Allo Shea stadium finalmente fa la sua comparsa un piccolo microfono sospeso sopra la batteria, ma manca ancora un vero servizio d’ordine e non ci sono tutte le diavolerie di quella che sarebbe diventata l’esperienza rock. I ragazzi della band arrivano sul palco attraversando di corsa il campo da gioco. E alla fine del concerto vengono portati via infagottati e nascosti dentro un cellulare della polizia senza finestrini. È una scena molto triste. “Nessun divertimento”, come avrebbero cantato i Sex Pistols pochi anni dopo.

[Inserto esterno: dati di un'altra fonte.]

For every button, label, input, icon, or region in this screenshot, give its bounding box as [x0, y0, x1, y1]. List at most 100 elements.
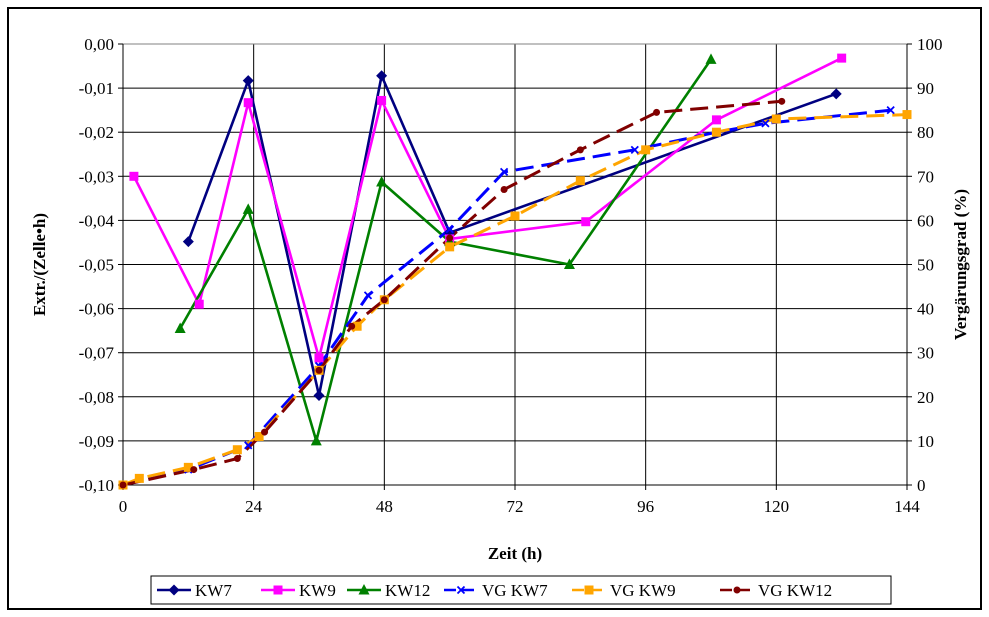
series-line-kw7 [187, 74, 837, 397]
y2-tick-label: 10 [917, 432, 934, 451]
y-axis-title: Extr./(Zelle•h) [30, 213, 49, 316]
data-point-kw9 [129, 171, 139, 181]
y2-tick-label: 60 [917, 211, 934, 230]
data-point-vg-kw9 [575, 176, 585, 186]
x-tick-label: 0 [119, 497, 128, 516]
x-tick-label: 24 [245, 497, 263, 516]
y2-tick-label: 100 [917, 35, 943, 54]
y-tick-label: -0,08 [79, 388, 114, 407]
data-point-kw12 [310, 434, 322, 446]
y2-tick-label: 30 [917, 344, 934, 363]
legend-label: VG KW9 [610, 581, 676, 600]
x-tick-label: 72 [507, 497, 524, 516]
data-point-vg-kw9 [902, 110, 912, 120]
y2-tick-label: 90 [917, 79, 934, 98]
data-point-vg-kw7 [244, 441, 253, 450]
x-axis-title: Zeit (h) [488, 544, 542, 563]
data-point-kw12 [563, 258, 575, 269]
data-point-vg-kw12 [233, 455, 241, 463]
data-point-vg-kw7 [363, 291, 373, 300]
data-point-vg-kw7 [499, 167, 509, 177]
data-point-vg-kw9 [134, 473, 144, 483]
data-point-vg-kw9 [254, 431, 264, 441]
data-point-kw7 [242, 75, 254, 87]
data-point-kw12 [376, 176, 388, 187]
x-tick-label: 144 [894, 497, 920, 516]
legend-label: VG KW7 [482, 581, 548, 600]
series-line-vg-kw12 [122, 99, 782, 487]
y2-tick-label: 80 [917, 123, 934, 142]
y-tick-label: -0,05 [79, 256, 114, 275]
tick-labels: 0,00 -0,01 -0,02 -0,03 -0,04 -0,05 -0,06 -0,07 -… [79, 35, 943, 516]
y-tick-label: -0,03 [79, 167, 114, 186]
x-tick-label: 96 [637, 497, 654, 516]
legend-label: KW12 [385, 581, 430, 600]
y-tick-label: -0,02 [79, 123, 114, 142]
y-tick-label: -0,09 [79, 432, 114, 451]
y-tick-label: -0,10 [79, 476, 114, 495]
y2-tick-label: 50 [917, 256, 934, 275]
data-point-vg-kw12 [315, 366, 323, 374]
data-point-vg-kw9 [510, 211, 520, 221]
data-point-vg-kw12 [500, 186, 508, 194]
data-point-vg-kw9 [771, 114, 781, 124]
y2-tick-label: 20 [917, 388, 934, 407]
series-markers [118, 53, 912, 490]
data-point-kw12 [174, 322, 186, 333]
y-tick-label: -0,06 [79, 300, 114, 319]
legend-swatch-marker [168, 584, 180, 596]
series-line-vg-kw7 [122, 108, 891, 487]
data-point-vg-kw12 [576, 146, 584, 154]
data-point-vg-kw7 [886, 106, 895, 115]
y2-tick-label: 0 [917, 476, 926, 495]
legend-label: KW7 [195, 581, 232, 600]
x-tick-label: 120 [764, 497, 790, 516]
x-tick-label: 48 [376, 497, 393, 516]
data-point-kw7 [313, 389, 325, 401]
data-point-vg-kw9 [183, 462, 193, 472]
data-point-kw7 [830, 88, 842, 100]
data-point-vg-kw9 [352, 321, 362, 331]
data-point-kw9 [837, 53, 847, 63]
data-point-vg-kw12 [380, 296, 388, 304]
data-point-kw9 [377, 95, 387, 105]
data-point-kw9 [243, 98, 253, 108]
data-point-vg-kw12 [778, 97, 786, 105]
legend-swatch-marker [358, 584, 370, 595]
legend-swatch-marker [456, 585, 466, 595]
y-tick-label: -0,07 [79, 344, 115, 363]
y2-tick-label: 70 [917, 167, 934, 186]
legend-label: VG KW12 [758, 581, 832, 600]
legend: KW7 KW9 KW12 VG KW7 VG KW9 VG KW12 [150, 575, 892, 605]
data-point-kw7 [182, 236, 194, 248]
data-point-vg-kw12 [653, 108, 661, 116]
axes [118, 43, 912, 490]
y-tick-label: -0,04 [79, 211, 115, 230]
data-point-vg-kw12 [190, 466, 198, 474]
y-tick-label: -0,01 [79, 79, 114, 98]
legend-swatch-marker [584, 585, 594, 595]
y2-axis-title: Vergärungsgrad (%) [951, 189, 970, 340]
legend-swatch-marker [273, 585, 283, 595]
data-point-kw9 [711, 115, 721, 125]
data-point-vg-kw7 [630, 145, 639, 154]
data-point-vg-kw12 [446, 234, 454, 242]
data-point-vg-kw12 [119, 481, 127, 489]
data-point-kw12 [705, 53, 717, 64]
data-point-kw7 [376, 70, 388, 82]
data-point-vg-kw7 [445, 225, 454, 234]
data-point-kw9 [314, 353, 324, 363]
data-point-kw12 [242, 203, 254, 214]
data-point-kw9 [581, 217, 591, 227]
y-tick-label: 0,00 [84, 35, 114, 54]
data-point-vg-kw7 [761, 119, 770, 128]
y2-tick-label: 40 [917, 300, 934, 319]
data-point-vg-kw9 [711, 127, 721, 137]
data-point-kw9 [194, 299, 204, 309]
data-point-vg-kw12 [348, 322, 356, 330]
legend-swatch-marker [733, 586, 741, 594]
series-line-vg-kw9 [122, 113, 908, 487]
data-point-vg-kw9 [232, 445, 242, 455]
legend-label: KW9 [299, 581, 336, 600]
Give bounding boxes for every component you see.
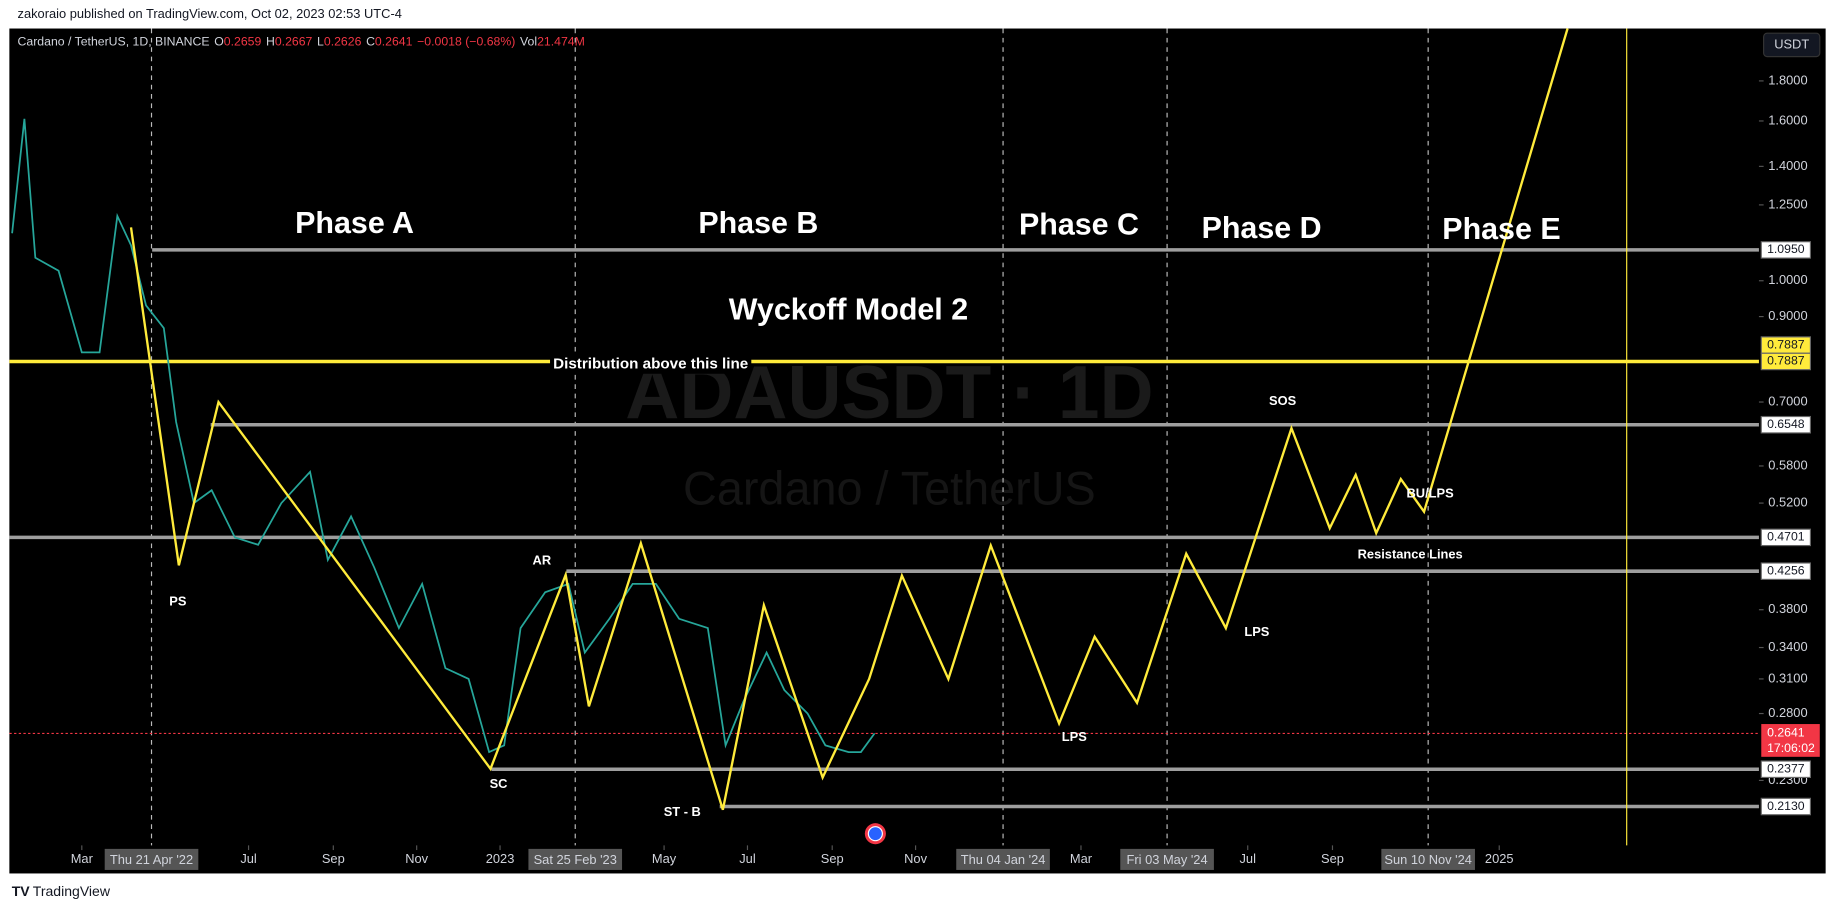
point-label: AR: [533, 552, 552, 567]
marker-box: [104, 848, 199, 870]
phase-label: Phase E: [1442, 212, 1560, 246]
phase-label: Phase C: [1019, 207, 1139, 241]
y-tick-label: 1.0000: [1768, 272, 1807, 287]
point-label: Resistance Lines: [1358, 547, 1463, 562]
x-tick-label: Sep: [322, 851, 345, 866]
brand: TradingView: [33, 883, 111, 899]
legend-item: O: [214, 35, 224, 49]
distribution-label: Distribution above this line: [553, 355, 748, 372]
x-tick-label: Nov: [405, 851, 428, 866]
last-price-label: 0.2641: [1767, 726, 1805, 740]
y-tick-label: 1.8000: [1768, 72, 1807, 87]
legend-item: 0.2659: [224, 35, 262, 49]
legend-item: Cardano / TetherUS, 1D, BINANCE: [18, 35, 210, 49]
y-tick-label: 1.4000: [1768, 158, 1807, 173]
price-label: 0.4701: [1767, 530, 1805, 544]
marker-label: Thu 04 Jan '24: [961, 852, 1046, 867]
point-label: LPS: [1062, 729, 1087, 744]
last-price-box: [1761, 724, 1820, 757]
price-box: [1760, 241, 1812, 259]
legend-item: 0.2667: [275, 35, 313, 49]
legend-item: −0.0018 (−0.68%): [417, 35, 515, 49]
marker-label: Fri 03 May '24: [1127, 852, 1208, 867]
legend-item: H: [266, 35, 275, 49]
y-tick-label: 0.2800: [1768, 705, 1807, 720]
legend-item: 0.2626: [324, 35, 362, 49]
brand-logo: TV: [12, 883, 31, 899]
legend-item: 0.2641: [375, 35, 413, 49]
y-tick-label: 0.7000: [1768, 393, 1807, 408]
event-icon-inner[interactable]: [867, 826, 883, 842]
marker-label: Sun 10 Nov '24: [1384, 852, 1472, 867]
point-label: LPS: [1244, 624, 1269, 639]
wyckoff-path: [129, 28, 1569, 811]
y-tick-label: 1.6000: [1768, 112, 1807, 127]
phase-label: Phase D: [1202, 211, 1322, 245]
chart-title: Wyckoff Model 2: [729, 293, 968, 327]
legend-item: C: [366, 35, 375, 49]
x-tick-label: Sep: [1321, 851, 1344, 866]
marker-box: [956, 848, 1050, 870]
price-label: 1.0950: [1767, 242, 1805, 256]
legend-item: Vol: [520, 35, 537, 49]
legend-item: 21.474M: [537, 35, 585, 49]
x-tick-label: Jul: [240, 851, 256, 866]
price-box: [1760, 562, 1812, 580]
point-label: BU/LPS: [1407, 486, 1455, 501]
x-tick-label: Sep: [821, 851, 844, 866]
price-label: 0.6548: [1767, 417, 1805, 431]
price-label: 0.7887: [1767, 354, 1805, 368]
y-tick-label: 0.5200: [1768, 494, 1807, 509]
y-tick-label: 1.2500: [1768, 196, 1807, 211]
x-tick-label: Jul: [739, 851, 755, 866]
phase-label: Phase B: [698, 206, 818, 240]
y-tick-label: 0.3400: [1768, 639, 1807, 654]
point-label: ST - B: [664, 804, 701, 819]
price-label: 0.7887: [1767, 337, 1805, 351]
marker-box: [528, 848, 623, 870]
price-box: [1760, 528, 1812, 547]
y-tick-label: 0.3100: [1768, 670, 1807, 685]
x-tick-label: Nov: [904, 851, 927, 866]
currency[interactable]: USDT: [1774, 36, 1809, 51]
x-tick-label: Mar: [71, 851, 94, 866]
phase-label: Phase A: [295, 206, 414, 240]
price-label: 0.2377: [1767, 761, 1805, 775]
point-label: PS: [169, 593, 187, 608]
price-line: [11, 118, 876, 754]
plot-area: [9, 28, 1826, 874]
x-tick-label: May: [652, 851, 677, 866]
legend-item: L: [317, 35, 324, 49]
y-tick-label: 0.5800: [1768, 457, 1807, 472]
price-box: [1760, 760, 1812, 779]
marker-box: [1120, 848, 1214, 870]
label-bg: [550, 353, 752, 374]
price-label: 0.2130: [1767, 799, 1805, 813]
price-box: [1760, 352, 1812, 371]
currency-button[interactable]: [1763, 32, 1821, 58]
marker-label: Thu 21 Apr '22: [110, 852, 193, 867]
y-tick-label: 0.9000: [1768, 308, 1807, 323]
x-tick-label: 2025: [1485, 851, 1514, 866]
marker-label: Sat 25 Feb '23: [534, 852, 617, 867]
published: zakoraio published on TradingView.com, O…: [18, 6, 402, 21]
marker-box: [1381, 848, 1475, 870]
legend: Cardano / TetherUS, 1D, BINANCE O0.2659 H0…: [18, 35, 585, 49]
point-label: SOS: [1269, 393, 1297, 408]
price-box: [1760, 415, 1812, 434]
y-tick-label: 0.3800: [1768, 601, 1807, 616]
price-label: 0.4256: [1767, 563, 1805, 577]
x-tick-label: Jul: [1240, 851, 1256, 866]
watermark: Cardano / TetherUS: [683, 462, 1096, 514]
countdown: 17:06:02: [1767, 741, 1815, 755]
x-tick-label: Mar: [1070, 851, 1093, 866]
price-box: [1760, 797, 1812, 816]
x-tick-label: 2023: [486, 851, 515, 866]
point-label: SC: [490, 776, 508, 791]
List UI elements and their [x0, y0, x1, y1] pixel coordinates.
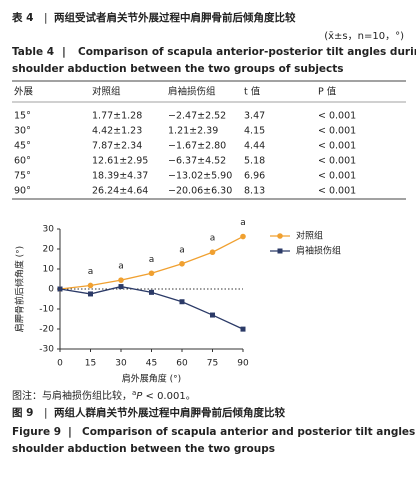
table-cell: 3.47 [244, 111, 265, 122]
table-cell: 1.77±1.28 [92, 111, 142, 122]
point [88, 291, 93, 297]
table-cell: 15° [14, 111, 31, 122]
table-cell: −13.02±5.90 [168, 171, 232, 182]
y-tick-label: 10 [43, 265, 55, 275]
table-cell: 45° [14, 141, 31, 152]
y-tick-label: -10 [39, 305, 54, 315]
figure-note: 图注：与肩袖损伤组比较，aP < 0.001。 [12, 389, 196, 402]
table-notation: (x̄±s，n=10，°) [324, 31, 404, 42]
note-sup: a [132, 389, 136, 397]
table-title: 两组受试者肩关节外展过程中肩胛骨前后倾角度比较 [54, 11, 296, 24]
table-cell: 12.61±2.95 [92, 156, 148, 167]
annotation: a [179, 245, 185, 255]
figure-label: 图 9 [12, 407, 33, 419]
figure-label-en: Figure 9 [12, 426, 61, 438]
annotation: a [88, 267, 94, 277]
separator: | [62, 46, 66, 58]
table-cell: 1.21±2.39 [168, 126, 218, 137]
y-tick-label: 0 [48, 285, 54, 295]
table-cell: 30° [14, 126, 31, 137]
table-header: 肩袖损伤组 [168, 86, 216, 98]
table-header: 外展 [14, 86, 34, 98]
table-header: P 值 [318, 86, 337, 98]
separator: | [44, 407, 48, 419]
x-axis-label: 肩外展角度 (°) [122, 373, 181, 385]
point [179, 260, 185, 267]
figure-title-en: Comparison of scapula anterior and poste… [82, 426, 416, 438]
x-tick-label: 45 [146, 359, 157, 369]
legend-marker [277, 248, 283, 254]
table-cell: 60° [14, 156, 31, 167]
table-cell: < 0.001 [318, 156, 356, 167]
figure-title: 两组人群肩关节外展过程中肩胛骨前后倾角度比较 [54, 406, 285, 419]
table-cell: 8.13 [244, 186, 265, 197]
table-cell: 75° [14, 171, 31, 182]
table-cell: 5.18 [244, 156, 265, 167]
note-p: P [136, 391, 143, 402]
table-cell: −2.47±2.52 [168, 111, 226, 122]
annotation: a [118, 262, 124, 272]
table-cell: 90° [14, 186, 31, 197]
point [148, 270, 155, 277]
table-cell: 18.39±4.37 [92, 171, 148, 182]
legend-marker [277, 233, 283, 239]
table-cell: 26.24±4.64 [92, 186, 148, 197]
x-tick-label: 30 [115, 359, 127, 369]
x-tick-label: 60 [176, 359, 188, 369]
point [210, 312, 215, 318]
point [240, 233, 246, 240]
table-cell: −6.37±4.52 [168, 156, 226, 167]
table-cell: < 0.001 [318, 141, 356, 152]
x-tick-label: 75 [207, 359, 218, 369]
table-cell: < 0.001 [318, 126, 356, 137]
note-text: < 0.001。 [142, 391, 195, 402]
table-cell: 6.96 [244, 171, 265, 182]
annotation: a [210, 234, 216, 244]
legend-label: 肩袖损伤组 [296, 245, 341, 257]
y-tick-label: 20 [43, 245, 55, 255]
note-text: 图注：与肩袖损伤组比较， [12, 389, 132, 402]
separator: | [68, 426, 72, 438]
y-tick-label: -20 [39, 325, 54, 335]
table-header: 对照组 [92, 86, 121, 98]
point [118, 277, 124, 283]
table-cell: < 0.001 [318, 171, 356, 182]
table-header: t 值 [244, 86, 261, 98]
y-tick-label: 30 [43, 225, 55, 235]
table-cell: 4.15 [244, 126, 265, 137]
x-tick-label: 90 [237, 359, 249, 369]
table-cell: 4.42±1.23 [92, 126, 142, 137]
point [149, 289, 154, 295]
table-label: 表 4 [11, 11, 33, 24]
table-cell: < 0.001 [318, 111, 356, 122]
annotation: a [149, 255, 155, 265]
point [118, 284, 124, 290]
table-title-en: Comparison of scapula anterior-posterior… [78, 46, 416, 58]
table-cell: 4.44 [244, 141, 265, 152]
x-tick-label: 15 [85, 359, 96, 369]
point [209, 249, 216, 256]
point [87, 282, 94, 289]
table-cell: < 0.001 [318, 186, 356, 197]
point [179, 299, 185, 305]
table-title-en: shoulder abduction between the two group… [12, 63, 344, 75]
figure-title-en: shoulder abduction between the two group… [12, 443, 275, 455]
point [57, 286, 63, 292]
y-axis-label: 肩胛骨前后倾角度 (°) [14, 246, 26, 332]
legend-label: 对照组 [296, 230, 323, 242]
point [240, 326, 246, 332]
table-label-en: Table 4 [12, 46, 54, 58]
table-cell: −20.06±6.30 [168, 186, 232, 197]
y-tick-label: -30 [39, 345, 54, 355]
annotation: a [240, 218, 246, 228]
x-tick-label: 0 [57, 359, 63, 369]
table-cell: −1.67±2.80 [168, 141, 226, 152]
separator: | [44, 12, 48, 24]
table-cell: 7.87±2.34 [92, 141, 142, 152]
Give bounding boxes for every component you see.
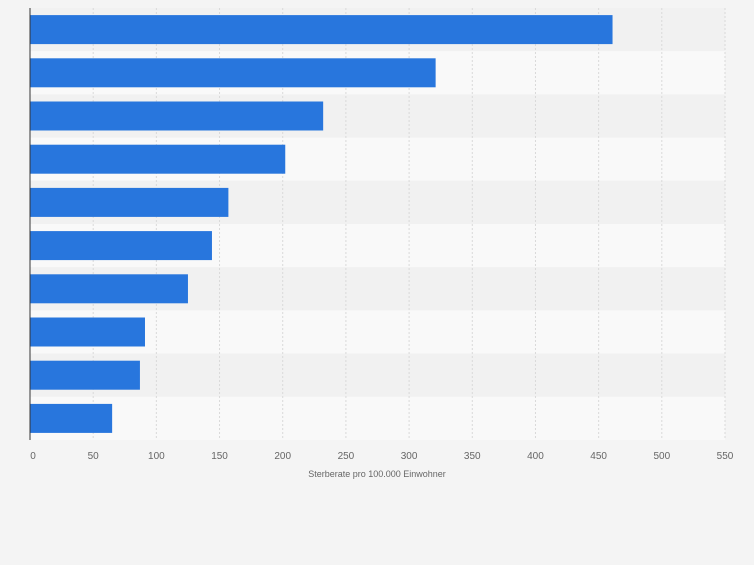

E allora mi viene in mente una cosa: i Beatles sono stati i canarini nella miniera. Quanto poteva resistere una band? Che cosa poteva distruggerla? Usciti di scena loro, gli altri hanno imparato in fretta come si faceva. Volevano di più. Gli anni settanta hanno trasformato il rock in uno stile di vita da sogno – i soldi, gli aerei, le limousine, i concerti negli stadi con un vero servizio di sicurezza e il lusso sfrenato del dietro le quinte – che i Beatles si sono persi perché erano arrivati troppo presto. Perché erano arrivati per primi. Basta questo per farmeli amare.

(Traduzione di Diana Corsini)

Questo articolo è uscito sul settimanale britannico New Statesman.